If no matter who far CCW you turn the reg you can never get it to stay at 0, or it goes from 0 to 30 with no adjustment between you may have a problem.


----------



## shrtmann (Feb 15, 2009)

ya so i did as instructed. My reg turns and turns and eventually just screws off..when turning it CCW. 
But anywho i did that CCW until it is just about to screw off then opened the tank up and as soon as i did that it went to 30psi on the right gauge again...
what could this possibly mean?

oh by the way the first time i did this it was all the way CW


thanks again

oh one other note...when i kept turning it CCW and the knob eventually popped off some gas released and it the dial managed to go to 0....but like said as soon as gas on tank was on it went right back to 30.


----------



## Darkblade48 (Jan 28, 2008)

shrtmann said:


> ya so i did as instructed. My reg turns and turns and eventually just screws off..when turning it CCW.
> But anywho i did that CCW until it is just about to screw off then opened the tank up and as soon as i did that it went to 30psi on the right gauge again...
> what could this possibly mean?


This sounds like your right gauge is the low pressure gauge (indicating the delivery pressure).



shrtmann said:


> oh by the way the first time i did this it was all the way CW


If the dial was all the way CW when you first opened your CO2, then it likely means the dial needle went all the way around, breaking it.


----------



## shrtmann (Feb 15, 2009)

ya i didnt touch it at all tho..just the way it was shipped. And the instructions which were not informative at all didnt mention anything about turning this.

So my next question if im to assume i blew it. Can i still use it? and will i be able to fix it via a new low pressure gauge or should i see if i can just replace the whole thing at big als..I bought it there so....


----------



## Mr Fishies (Sep 21, 2007)

That's crap. Selling a pre-built kit like that, something directed towards a lot of people who may be starting out in CO2 and not aware, it's like a booby trap to ship the regulator open. Why would they not inform people to turn the reg off - you shouldn't have to read forums or Rex Griggs site, it should be in the instructions. Hit BA's but I'd send an email to Aquatic Life too and see what they say.


----------



## Darkblade48 (Jan 28, 2008)

shrtmann said:


> So my next question if im to assume i blew it. Can i still use it? and will i be able to fix it via a new low pressure gauge or should i see if i can just replace the whole thing at big als..I bought it there so....


The regulator itself is still usable; but the low pressure dial is obviously not. You can still use the regulator, but you will not know your delivery pressure, so you will need to rely on your bubble counter/plants/fish behaviour more.

You can also fix it as you suggested, by replacing the low pressure gauge. This might be troublesome, however, since they are usually on quite tight.

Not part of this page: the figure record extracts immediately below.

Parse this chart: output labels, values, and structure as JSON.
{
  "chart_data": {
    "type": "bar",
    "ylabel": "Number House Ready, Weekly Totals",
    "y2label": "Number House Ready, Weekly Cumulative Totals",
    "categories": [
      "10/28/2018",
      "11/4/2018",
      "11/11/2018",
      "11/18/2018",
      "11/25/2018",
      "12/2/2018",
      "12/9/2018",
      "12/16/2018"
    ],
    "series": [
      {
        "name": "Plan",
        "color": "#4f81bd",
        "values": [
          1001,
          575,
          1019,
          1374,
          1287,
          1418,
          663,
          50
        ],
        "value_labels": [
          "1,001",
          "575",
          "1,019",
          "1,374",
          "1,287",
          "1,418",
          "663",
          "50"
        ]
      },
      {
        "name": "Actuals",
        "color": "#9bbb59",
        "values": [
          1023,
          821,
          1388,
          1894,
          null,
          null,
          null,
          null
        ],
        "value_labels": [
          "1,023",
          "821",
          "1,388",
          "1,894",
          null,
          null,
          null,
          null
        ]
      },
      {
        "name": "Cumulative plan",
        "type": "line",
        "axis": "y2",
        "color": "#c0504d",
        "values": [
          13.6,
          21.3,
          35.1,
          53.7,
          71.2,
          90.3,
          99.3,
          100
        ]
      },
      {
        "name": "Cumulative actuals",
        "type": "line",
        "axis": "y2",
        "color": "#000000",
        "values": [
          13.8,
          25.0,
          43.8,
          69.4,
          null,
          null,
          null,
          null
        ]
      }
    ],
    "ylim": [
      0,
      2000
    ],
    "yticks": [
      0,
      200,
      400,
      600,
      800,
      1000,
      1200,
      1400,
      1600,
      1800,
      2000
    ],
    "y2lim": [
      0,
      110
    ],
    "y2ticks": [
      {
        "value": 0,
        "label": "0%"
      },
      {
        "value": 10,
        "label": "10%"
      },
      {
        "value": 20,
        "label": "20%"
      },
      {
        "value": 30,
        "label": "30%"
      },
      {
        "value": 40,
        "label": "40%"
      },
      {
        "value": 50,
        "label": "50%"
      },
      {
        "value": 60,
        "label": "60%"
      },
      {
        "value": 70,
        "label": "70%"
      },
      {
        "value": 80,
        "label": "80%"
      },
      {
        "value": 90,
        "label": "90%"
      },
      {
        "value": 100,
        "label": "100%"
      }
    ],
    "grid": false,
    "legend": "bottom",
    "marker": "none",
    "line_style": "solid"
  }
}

Of course, as Mr Fishies mentioned, try BA's to see if they will replace it for you first.


----------



## shrtmann (Feb 15, 2009)

So AquaticLife senty me an email today that reads

"We are in the process of changing the instructions, the regulator is preset between 30 – 50 PSI on the working pressure gauge. The needle valve should allow the micro adjustments needed for CA reactors or CO2 diffusers."
So correct me if im wrong but it sounds like i didnt break it after all..


----------



## Darkblade48 (Jan 28, 2008)

Ah yes, I have heard about these pre-set regulators. Their delivery pressures are pre-set between a certain range.

However, I find it hard to believe that the needle would be fixed at 30 PSI. If anything, the needle should be at 0 without gas, and when turning the CO2 tank on, the needle should jump (and stay put) at 30 PSI.


----------



## shrtmann (Feb 15, 2009)

well when i vented it..turning tank off and kept turning the knob until well to my surprise it popped off it did go back down to zero. Then as soon as I put the gas back on it went back to 30.....


also if i could keep this topic open im wondering about co2 diffusing...

right now i am running a redsea reactor 500 and it seems to let a bunch of bubbes rise to the surface..not quite sure as to how much of it is being dissolved as im not able to check it quite yet, but this doesnt seem to be very efficient....
what is a better method??? add a koralia head above it to push it away (the escaped bubbles) or a glass diffuser w/ a powerhead??

i dont have a canister filter yet but one day i will...moneys getting tight with all this co2 purchases..lol


----------



## Darkblade48 (Jan 28, 2008)

Either of the solutions you suggested will work. As long as the large bubbles are somewhat being fractionated into smaller bubbles, it will be fine. Ideally, if you had 100% dissolution of the CO2, then you wouldn't see any bubbles at all. This can be achieved (or at least as close to 100% as possible) with a properly built inline reactor.



shrtmann said:


> right now i am running a redsea reactor 500 and it seems to let a bunch of bubbes rise to the surface..not quite sure as to how much of it is being dissolved as im not able to check it quite yet, but this doesnt seem to be very efficient....
> what is a better method??? add a koralia head above it to push it away (the escaped bubbles) or a glass diffuser w/ a powerhead??
> 
> i dont have a canister filter yet but one day i will...moneys getting tight with all this co2 purchases..lol


----------



## Mr Fishies (Sep 21, 2007)

shrtmann said:


> right now i am running a redsea reactor 500 and it seems to let a bunch of bubbes rise to the surface..not quite sure as to how much of it is being dissolved as im not able to check it quite yet, but this doesnt seem to be very efficient....


If there are bubbles hitting the surface then, yes, it's wasting CO2. In the short term, if you turn your CO2 down to stop the burping, then bit by bit increase your CO2 until the reactor just starts to burp - stop - you've hit the maximum rate that you can dissolve CO2 with that set-up. Turn it down a tic to stop the burping or you can leave it knowing you've maxed out for sure and this way, less bubbles hitting the surface means less waste. Until you can determine how much CO2 is in your water and _if _you need to do anything to increase it. You may be getting enough CO2 for your tank as it is.

BTW: Glad it sounds it's not broken, just a pre-set regulator. For curiosity, when you screw the knob on the reg all the way off, does it look as if there is a screw or anything hidden behind it you can adjust the LP with? Something like the adjustment screw on a plain old beverage type regulator?


----------